Children's formula at a supermarket in Ho Chi Minh City. Photo courtesy of Tuoi Tre
The government is investigating pricing policies at five major dairy firms and will soon take steps to stop their constant price hikes, including likely price caps
Nguyen Anh Tuan, head of the Ministry of Finance’s Price Management Department, said his agency would investigate foreign firms Mead Johnson, Nestle, and Friesland Campina, Vietnam’s largest dairy firm Vinamilk, and 3A Nutrition JSC which distributes Abbott, Tuoi Tre newspaper reported.
The ministry has also asked the Ministry of Industry and Trade to collect data to see if there has been antitrust violations by the companies, including collusion to raise prices.
Tuan said his department might roll out measures to stabilize prices after the investigation, like a price cap for products for children below six.
Since late 2013 major dairy importers have sought permission from the ministry to hike retail prices by 3-8 percent citing rising costs.
Abbott has asked to raise the prices of more than 20 products by 5-7 percent from March 15 and the ministry is waiting for the company to justify the demand.
The ministry said it has allowed one foreign firm to hike prices of 10 of its 35 products by 6-8 percent after it produced documents showing import prices were up by 12 percent.
The ministry did not reveal the name of the firm, but a Thanh Nien investigation suggests that it could be Mead Johnson, which hiked prices by 5-7 percent in December.
A week-long inspection by the finance ministry last month found no transfer pricing abuse.
While 70 percent of dairy production depends on imported raw materials, global prices of major ingredients like milk powder and butter have increased by 30-57 percent this year.
Vinamilk said it has been paying dairy farmers 22 percent more for fresh milk since late last year.
Tuan said his ministry would seize all the money that firms might have earned from illegal price hikes besides also fining them.
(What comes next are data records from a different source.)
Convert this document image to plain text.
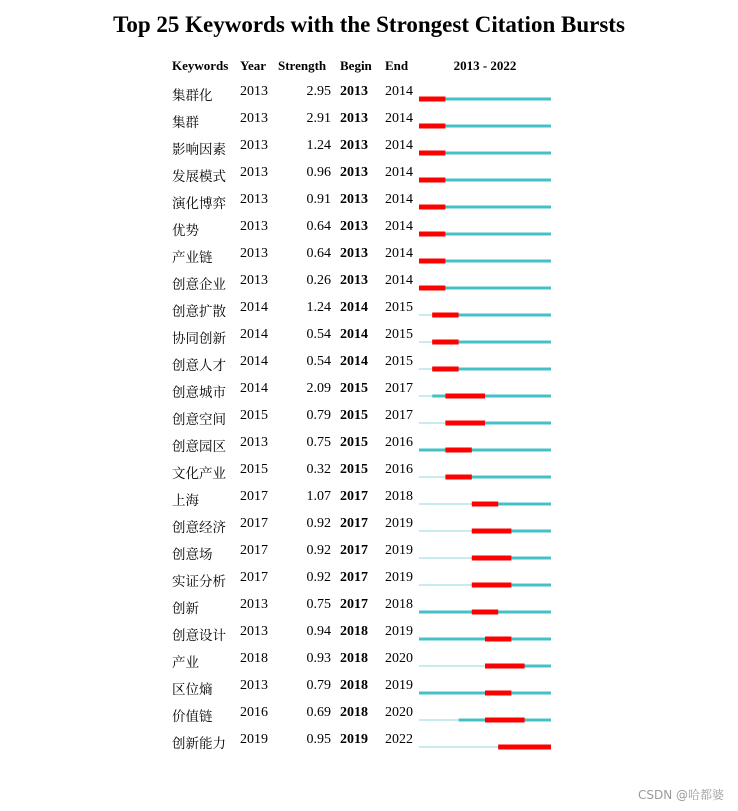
Top 25 Keywords with the Strongest Citation Bursts
Keywords Year Strength Begin End	2013 - 2022
集群化 2013	2.95 2013 2014
集群	2013	2.91 2013 2014
影响因素 2013	1.24 2013 2014
发展模式 2013	0.96 2013 2014
演化博弈 2013	0.91 2013 2014
优势	2013	0.64 2013 2014
产业链 2013	0.64 2013 2014
创意企业 2013	0.26 2013 2014
创意扩散 2014	1.24 2014 2015
协同创新 2014	0.54 2014 2015
创意人才 2014	0.54 2014 2015
创意城市 2014	2.09 2015 2017
创意空间 2015	0.79 2015 2017
创意园区 2013	0.75 2015 2016
文化产业 2015	0.32 2015 2016
上海	2017	1.07 2017 2018
创意经济 2017	0.92 2017 2019
创意场 2017	0.92 2017 2019
实证分析 2017	0.92 2017 2019
创新	2013	0.75 2017 2018
创意设计 2013	0.94 2018 2019
产业	2018	0.93 2018 2020
区位熵 2013	0.79 2018 2019
价值链 2016	0.69 2018 2020
创新能力 2019	0.95 2019 2022
CSDN @哈都婆
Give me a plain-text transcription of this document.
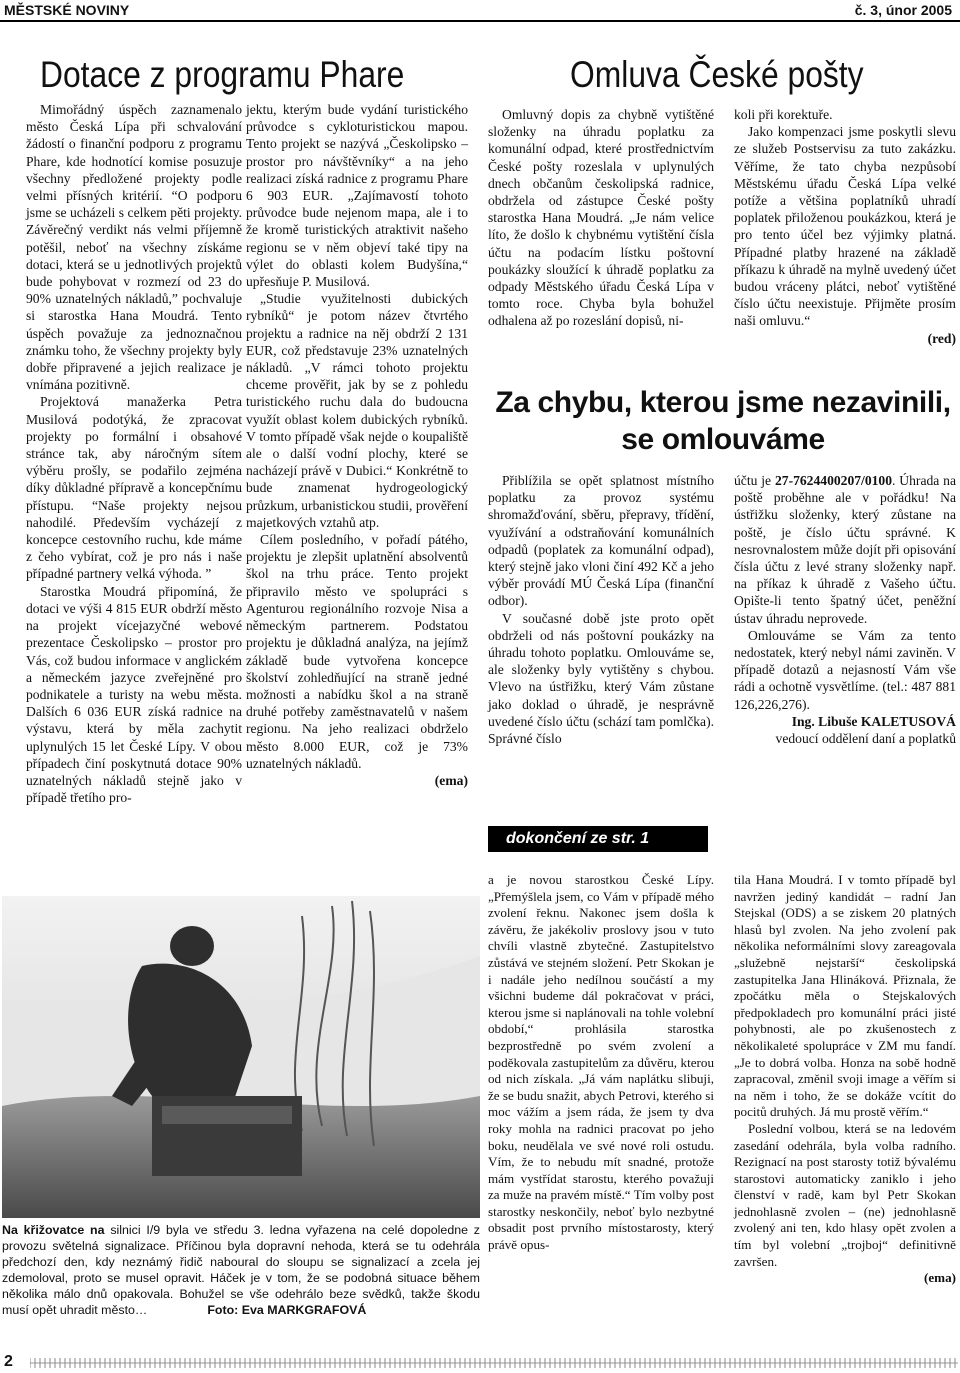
MĚSTSKÉ NOVINY	č. 3, únor 2005
Dotace z programu Phare

Mimořádný úspěch zaznamenalo město Česká Lípa při schvalování žádostí o finanční podporu z programu Phare, kde hodnotící komise posuzuje všechny předložené projekty podle velmi přísných kritérií. “O podporu jsme se ucházeli s celkem pěti projekty. Závěrečný verdikt nás velmi příjemně potěšil, neboť na všechny získáme dotaci, která se u jednotlivých projektů bude pohybovat v rozmezí od 23 do 90% uznatelných nákladů,” pochvaluje si starostka Hana Moudrá. Tento úspěch považuje za jednoznačnou známku toho, že všechny projekty byly dobře připravené a jejich realizace je vnímána pozitivně.

Projektová manažerka Petra Musilová podotýká, že zpracovat projekty po formální i obsahové stránce tak, aby náročným sítem výběru prošly, se podařilo zejména díky důkladné přípravě a koncepčnímu přístupu. “Naše projekty nejsou nahodilé. Především vycházejí z koncepce cestovního ruchu, kde máme z čeho vybírat, což je pro nás i naše případné partnery velká výhoda. ”

Starostka Moudrá připomíná, že dotaci ve výši 4 815 EUR obdrží město na projekt vícejazyčné webové prezentace Českolipsko – prostor pro Vás, což budou informace v anglickém a německém jazyce zveřejněné pro podnikatele a turisty na webu města. Dalších 6 036 EUR získá radnice na výstavu, která by měla zachytit uplynulých 15 let České Lípy. V obou případech činí poskytnutá dotace 90% uznatelných nákladů stejně jako v případě třetího pro-

jektu, kterým bude vydání turistického průvodce s cykloturistickou mapou. Tento projekt se nazývá „Českolipsko – prostor pro návštěvníky“ a na jeho realizaci získá radnice z programu Phare 6 903 EUR. „Zajímavostí tohoto průvodce bude nejenom mapa, ale i to že kromě turistických atraktivit našeho regionu se v něm objeví také tipy na výlet do oblasti kolem Budyšína,“ upřesňuje P. Musilová.

„Studie využitelnosti dubických rybníků“ je potom název čtvrtého projektu a radnice na něj obdrží 2 131 EUR, což představuje 23% uznatelných nákladů. „V rámci tohoto projektu chceme prověřit, jak by se z pohledu turistického ruchu dala do budoucna využít oblast kolem dubických rybníků. V tomto případě však nejde o koupaliště ale o další vodní plochy, které se nacházejí právě v Dubici.“ Konkrétně to bude znamenat hydrogeologický průzkum, urbanistickou studii, prověření majetkových vztahů atp.

Cílem posledního, v pořadí pátého, projektu je zlepšit uplatnění absolventů škol na trhu práce. Tento projekt připravilo město ve spolupráci s Agenturou regionálního rozvoje Nisa a německým partnerem. Podstatou projektu je důkladná analýza, na jejímž základě bude vytvořena koncepce školství zohledňující na straně jedné možnosti a nabídku škol a na straně druhé potřeby zaměstnavatelů v našem regionu. Na jeho realizaci obdrželo město 8.000 EUR, což je 73% uznatelných nákladů.

(ema)
Omluva České pošty

Omluvný dopis za chybně vytištěné složenky na úhradu poplatku za komunální odpad, které prostřednictvím České pošty rozeslala v uplynulých dnech občanům českolipská radnice, obdržela od zástupce České pošty starostka Hana Moudrá. „Je nám velice líto, že došlo k chybnému vytištění čísla účtu na podacím lístku poštovní poukázky sloužící k úhradě poplatku za odpady Městského úřadu Česká Lípa v tomto roce. Chyba byla bohužel odhalena až po rozeslání dopisů, ni-

koli při korektuře.

Jako kompenzaci jsme poskytli slevu ze služeb Postservisu za tuto zakázku. Věříme, že tato chyba nezpůsobí Městskému úřadu Česká Lípa velké potíže a většina poplatníků uhradí poplatek přiloženou poukázkou, která je pro tento účel bez výjimky platná. Případné platby hrazené na základě příkazu k úhradě na mylně uvedený účet budou vráceny plátci, neboť vytištěné číslo účtu neexistuje. Přijměte prosím naši omluvu.“

(red)
Za chybu, kterou jsme nezavinili, se omlouváme

Přiblížila se opět splatnost místního poplatku za provoz systému shromažďování, sběru, přepravy, třídění, využívání a odstraňování komunálních odpadů (poplatek za komunální odpad), který stejně jako vloni činí 492 Kč a jeho výběr provádí MÚ Česká Lípa (finanční odbor).

V současné době jste proto opět obdrželi od nás poštovní poukázky na úhradu tohoto poplatku. Omlouváme se, ale složenky byly vytištěny s chybou. Vlevo na ústřižku, který Vám zůstane jako doklad o úhradě, je nesprávně uvedené číslo účtu (schází tam pomlčka). Správné číslo

účtu je 27-7624400207/0100. Úhrada na poště proběhne ale v pořádku! Na ústřižku složenky, který zůstane na poště, je číslo účtu správné. K nesrovnalostem může dojít při opisování čísla účtu z levé strany složenky např. na příkaz k úhradě z Vašeho účtu. Opište-li tento špatný účet, peněžní ústav úhradu neprovede.

Omlouváme se Vám za tento nedostatek, který nebyl námi zaviněn. V případě dotazů a nejasností Vám vše rádi a ochotně vysvětlíme. (tel.: 487 881 126,226,276).

Ing. Libuše KALETUSOVÁ
vedoucí oddělení daní a poplatků
dokončení ze str. 1

a je novou starostkou České Lípy. „Přemýšlela jsem, co Vám v případě mého zvolení řeknu. Nakonec jsem došla k závěru, že jakékoliv proslovy jsou v tuto chvíli vlastně zbytečné. Zastupitelstvo zůstává ve stejném složení. Petr Skokan je i nadále jeho nedílnou součástí a my všichni budeme dál pokračovat v práci, kterou jsme si naplánovali na tohle volební období,“ prohlásila starostka bezprostředně po svém zvolení a poděkovala zastupitelům za důvěru, kterou od nich získala. „Já vám naplátku slibuji, že se budu snažit, abych Petrovi, kterého si moc vážím a jsem ráda, že jsem ty dva roky mohla na radnici pracovat po jeho boku, neudělala ve své nové roli ostudu. Vím, že to nebudu mít snadné, protože mám vystřídat starostu, kterého považuji za muže na pravém místě.“ Tím volby post starostky neskončily, neboť bylo nezbytné obsadit post prvního místostarosty, který právě opus-

tila Hana Moudrá. I v tomto případě byl navržen jediný kandidát – radní Jan Stejskal (ODS) a se ziskem 20 platných hlasů byl zvolen. Na jeho zvolení pak několika neformálními slovy zareagovala „služebně nejstarší“ českolipská zastupitelka Jana Hlináková. Přiznala, že zpočátku měla o Stejskalových předpokladech pro komunální práci jisté pohybnosti, ale po zkušenostech z několikaleté spolupráce v ZM mu fandí. „Je to dobrá volba. Honza na sobě hodně zapracoval, změnil svoji image a věřím si na něm i toho, že se dokáže vcítit do pocitů druhých. Já mu prostě věřím.“

Poslední volbou, která se na ledovém zasedání odehrála, byla volba radního. Rezignací na post starosty totiž bývalému starostovi automaticky zaniklo i jeho členství v radě, kam byl Petr Skokan jednohlasně zvolen – (ne) jednohlasně zvolený ani ten, kdo hlasy opět zvolen a tím byl volební „trojboj“ definitivně završen.

(ema)
Na křižovatce na silnici I/9 byla ve středu 3. ledna vyřazena na celé dopoledne z provozu světelná signalizace. Příčinou byla dopravní nehoda, která se tu odehrála předchozí den, kdy neznámý řidič naboural do sloupu se signalizací a zcela jej zdemoloval, proto se musel opravit. Háček je v tom, že se podobná situace během několika málo dnů opakovala. Bohužel se vše odehrálo beze svědků, takže škodu musí opět uhradit město…	Foto: Eva MARKGRAFOVÁ
2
The biggest fine for a firm for unreasonable price hikes is VND60 million (US$2,850).
He said the ministry is determined to tighten control over prices.
Businesses now have to register their wholesale prices with the ministry, also listing their expected retail prices, with up to a 30-40 percent markup.
Tuan said the big markup makes it hard to control retail prices, but the ministry is working to fix that.
He told Tuoi Tre one solution could be publicizing the registered wholesale prices.
Nguyen Phuong Nam, deputy head of the Ministry of Industry and Trade's Competition Management Department, said at a press briefing Monday that his agency would do a month-long inspection, and if there are signs of antitrust practices, the investigation would continue for six months.
Tuoi Tre reported last year that imported infant formulas were sold at three or four times their import prices since companies were paying doctors and nurses to recommend their products to pregnant women and new mothers and at medical conferences.
Insiders say the differences between import and retail prices are bigger for famous brands like Abbott and Mead Johnson.
Dairy costs act as a dampener on the physical growth of Vietnamese children, with middle-income parents saying formula for their children costs half of their salaries.
The government last October announced it would delay a $10-billion program to increase the average height of the population by providing free milk at nurseries and primary schools in the country’s 62 poorest districts between 2014 and 2020.